What is this art show you speak of Never? Sounds pretty awesome!

Finally got my hands on some black tar :) Cutting my habit from 60 dollars a day to about 10 haha. Praise da lord! (of highly addictive drugs)


Sound Walk, an annual sound art event in Long Beach. The best part was that I got this really awesome free cassette from some multi-artist, accoustic synth collaboration under the Lavish Womb label, called Synth Cult. I have been totally walking around the streets listening to it on an old Walkman.

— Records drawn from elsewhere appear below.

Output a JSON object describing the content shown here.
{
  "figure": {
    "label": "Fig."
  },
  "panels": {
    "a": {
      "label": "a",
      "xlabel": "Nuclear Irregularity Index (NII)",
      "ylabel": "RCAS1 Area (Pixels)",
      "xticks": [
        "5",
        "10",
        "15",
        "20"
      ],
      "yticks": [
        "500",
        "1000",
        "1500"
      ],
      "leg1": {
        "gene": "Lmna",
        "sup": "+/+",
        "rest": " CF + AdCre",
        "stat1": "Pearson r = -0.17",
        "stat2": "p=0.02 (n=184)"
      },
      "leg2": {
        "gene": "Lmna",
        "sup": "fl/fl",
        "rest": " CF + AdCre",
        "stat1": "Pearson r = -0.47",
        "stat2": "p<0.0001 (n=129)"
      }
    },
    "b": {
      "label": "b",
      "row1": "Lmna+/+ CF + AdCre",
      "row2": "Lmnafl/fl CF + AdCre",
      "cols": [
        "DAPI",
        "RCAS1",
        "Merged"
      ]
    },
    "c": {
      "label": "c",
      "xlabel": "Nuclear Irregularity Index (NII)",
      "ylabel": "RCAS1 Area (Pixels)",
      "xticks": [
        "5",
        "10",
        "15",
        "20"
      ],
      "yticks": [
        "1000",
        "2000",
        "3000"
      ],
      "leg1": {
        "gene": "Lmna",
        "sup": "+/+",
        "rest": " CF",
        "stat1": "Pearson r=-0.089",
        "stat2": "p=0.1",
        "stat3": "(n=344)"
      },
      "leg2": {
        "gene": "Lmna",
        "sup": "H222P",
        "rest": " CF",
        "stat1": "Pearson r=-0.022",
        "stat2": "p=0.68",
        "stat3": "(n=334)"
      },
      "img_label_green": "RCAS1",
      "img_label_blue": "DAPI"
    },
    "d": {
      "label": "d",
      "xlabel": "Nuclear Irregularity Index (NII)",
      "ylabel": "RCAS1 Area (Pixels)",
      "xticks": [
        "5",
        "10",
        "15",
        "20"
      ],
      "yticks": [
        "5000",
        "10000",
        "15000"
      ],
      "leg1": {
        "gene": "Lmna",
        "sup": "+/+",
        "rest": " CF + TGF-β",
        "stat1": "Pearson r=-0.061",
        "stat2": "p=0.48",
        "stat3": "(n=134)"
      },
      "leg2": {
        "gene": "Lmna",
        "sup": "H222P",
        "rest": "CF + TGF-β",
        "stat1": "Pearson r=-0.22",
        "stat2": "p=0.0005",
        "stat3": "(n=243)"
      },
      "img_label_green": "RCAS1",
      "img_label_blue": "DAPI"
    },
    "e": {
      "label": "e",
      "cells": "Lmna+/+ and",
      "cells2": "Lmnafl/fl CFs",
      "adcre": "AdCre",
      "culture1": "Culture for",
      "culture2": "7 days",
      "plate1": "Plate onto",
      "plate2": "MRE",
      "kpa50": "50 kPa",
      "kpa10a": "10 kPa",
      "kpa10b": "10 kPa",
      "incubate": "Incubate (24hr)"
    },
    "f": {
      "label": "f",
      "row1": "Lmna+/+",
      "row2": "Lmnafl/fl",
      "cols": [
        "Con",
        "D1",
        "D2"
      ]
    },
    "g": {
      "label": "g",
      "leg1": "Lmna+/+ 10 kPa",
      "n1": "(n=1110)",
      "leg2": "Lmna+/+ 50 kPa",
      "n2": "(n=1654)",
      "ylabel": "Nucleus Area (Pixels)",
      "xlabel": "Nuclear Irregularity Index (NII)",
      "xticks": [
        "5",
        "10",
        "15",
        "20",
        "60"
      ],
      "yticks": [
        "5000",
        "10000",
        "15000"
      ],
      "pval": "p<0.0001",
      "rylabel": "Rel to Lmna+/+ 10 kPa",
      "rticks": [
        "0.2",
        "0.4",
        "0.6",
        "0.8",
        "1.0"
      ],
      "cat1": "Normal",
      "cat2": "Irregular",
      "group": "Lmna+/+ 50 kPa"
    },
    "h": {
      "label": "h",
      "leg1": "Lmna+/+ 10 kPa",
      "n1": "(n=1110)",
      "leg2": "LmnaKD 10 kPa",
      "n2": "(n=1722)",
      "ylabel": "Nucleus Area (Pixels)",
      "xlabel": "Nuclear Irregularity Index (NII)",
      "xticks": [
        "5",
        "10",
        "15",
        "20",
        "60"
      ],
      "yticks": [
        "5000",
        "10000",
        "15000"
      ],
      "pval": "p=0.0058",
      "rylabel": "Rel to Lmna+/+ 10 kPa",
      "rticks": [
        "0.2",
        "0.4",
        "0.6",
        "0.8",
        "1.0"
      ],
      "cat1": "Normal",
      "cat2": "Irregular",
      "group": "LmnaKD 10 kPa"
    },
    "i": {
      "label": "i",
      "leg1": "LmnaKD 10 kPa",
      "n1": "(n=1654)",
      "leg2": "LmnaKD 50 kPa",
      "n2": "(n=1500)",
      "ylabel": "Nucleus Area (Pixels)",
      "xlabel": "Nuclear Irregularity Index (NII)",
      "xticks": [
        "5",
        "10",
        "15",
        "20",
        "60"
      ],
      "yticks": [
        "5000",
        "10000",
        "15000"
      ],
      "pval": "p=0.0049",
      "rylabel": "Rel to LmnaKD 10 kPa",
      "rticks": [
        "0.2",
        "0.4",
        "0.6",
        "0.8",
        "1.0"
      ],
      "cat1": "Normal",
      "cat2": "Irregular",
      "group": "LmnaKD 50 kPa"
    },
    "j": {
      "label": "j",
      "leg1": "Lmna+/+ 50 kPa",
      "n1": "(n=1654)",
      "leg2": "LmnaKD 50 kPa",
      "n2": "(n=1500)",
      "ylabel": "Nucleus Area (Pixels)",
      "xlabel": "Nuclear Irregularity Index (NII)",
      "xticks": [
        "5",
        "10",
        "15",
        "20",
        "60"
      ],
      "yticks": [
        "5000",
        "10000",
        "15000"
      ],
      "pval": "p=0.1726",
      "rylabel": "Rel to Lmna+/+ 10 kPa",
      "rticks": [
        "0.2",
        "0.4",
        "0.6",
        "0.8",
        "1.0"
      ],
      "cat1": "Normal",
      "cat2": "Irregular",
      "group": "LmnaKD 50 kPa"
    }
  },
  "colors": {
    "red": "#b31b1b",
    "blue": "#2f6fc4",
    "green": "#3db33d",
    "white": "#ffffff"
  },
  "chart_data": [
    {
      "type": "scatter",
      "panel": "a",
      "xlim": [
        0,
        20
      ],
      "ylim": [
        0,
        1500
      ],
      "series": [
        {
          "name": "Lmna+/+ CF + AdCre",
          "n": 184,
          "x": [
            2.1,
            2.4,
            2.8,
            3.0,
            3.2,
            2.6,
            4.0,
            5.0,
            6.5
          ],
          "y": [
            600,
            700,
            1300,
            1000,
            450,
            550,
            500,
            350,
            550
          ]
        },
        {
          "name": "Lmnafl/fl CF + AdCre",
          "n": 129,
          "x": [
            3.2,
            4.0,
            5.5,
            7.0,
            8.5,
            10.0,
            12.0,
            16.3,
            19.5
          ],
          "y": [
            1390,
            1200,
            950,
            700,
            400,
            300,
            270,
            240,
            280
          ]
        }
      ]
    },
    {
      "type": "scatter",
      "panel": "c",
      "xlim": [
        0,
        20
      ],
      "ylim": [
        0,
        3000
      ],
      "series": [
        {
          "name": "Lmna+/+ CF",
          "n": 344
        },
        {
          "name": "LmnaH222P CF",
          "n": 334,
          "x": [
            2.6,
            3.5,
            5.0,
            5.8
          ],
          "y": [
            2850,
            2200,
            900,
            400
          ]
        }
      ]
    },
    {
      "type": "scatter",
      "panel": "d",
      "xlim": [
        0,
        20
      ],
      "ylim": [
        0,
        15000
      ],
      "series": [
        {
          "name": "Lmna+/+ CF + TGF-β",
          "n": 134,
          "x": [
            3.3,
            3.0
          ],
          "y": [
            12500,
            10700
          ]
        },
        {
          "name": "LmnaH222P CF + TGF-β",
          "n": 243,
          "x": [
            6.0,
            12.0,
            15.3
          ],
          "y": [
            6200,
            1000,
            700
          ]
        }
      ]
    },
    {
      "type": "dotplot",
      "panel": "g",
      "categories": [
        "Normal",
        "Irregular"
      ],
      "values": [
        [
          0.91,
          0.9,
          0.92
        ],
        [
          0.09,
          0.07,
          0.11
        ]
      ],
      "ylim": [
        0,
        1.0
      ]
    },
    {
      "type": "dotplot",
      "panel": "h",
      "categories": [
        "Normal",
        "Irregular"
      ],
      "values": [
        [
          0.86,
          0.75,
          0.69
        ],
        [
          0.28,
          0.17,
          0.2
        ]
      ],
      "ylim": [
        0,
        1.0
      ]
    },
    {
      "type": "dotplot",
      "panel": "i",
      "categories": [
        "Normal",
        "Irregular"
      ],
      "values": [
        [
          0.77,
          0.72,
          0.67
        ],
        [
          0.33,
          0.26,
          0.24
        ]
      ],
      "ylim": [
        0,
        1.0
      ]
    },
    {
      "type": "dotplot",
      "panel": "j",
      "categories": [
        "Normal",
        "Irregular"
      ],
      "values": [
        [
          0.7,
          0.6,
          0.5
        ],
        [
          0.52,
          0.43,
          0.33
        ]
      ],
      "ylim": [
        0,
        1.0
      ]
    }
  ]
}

Anyway, here's a pic from part of their setup at the event (they had a few of these sorts of contraptions with artists inside https://picasaweb.google.com/114069173998286668355/Tonebutcher?authkey=Gv1sRgCLr8nN3av_rjEQ#5658803479013927618

And how does it feel to IV that muddy looking water (or are you using a different ROA)? I should be shootin' it up myself pretty soon for the first time, the thought makes me a bit uneasy, but the speedball is calling me.
 
It can't be healthy to IV street drugs... you don't know if they're cut, and if so, what they're cut with. Or if it was just an impure synth. I certainly wouldn't advise it.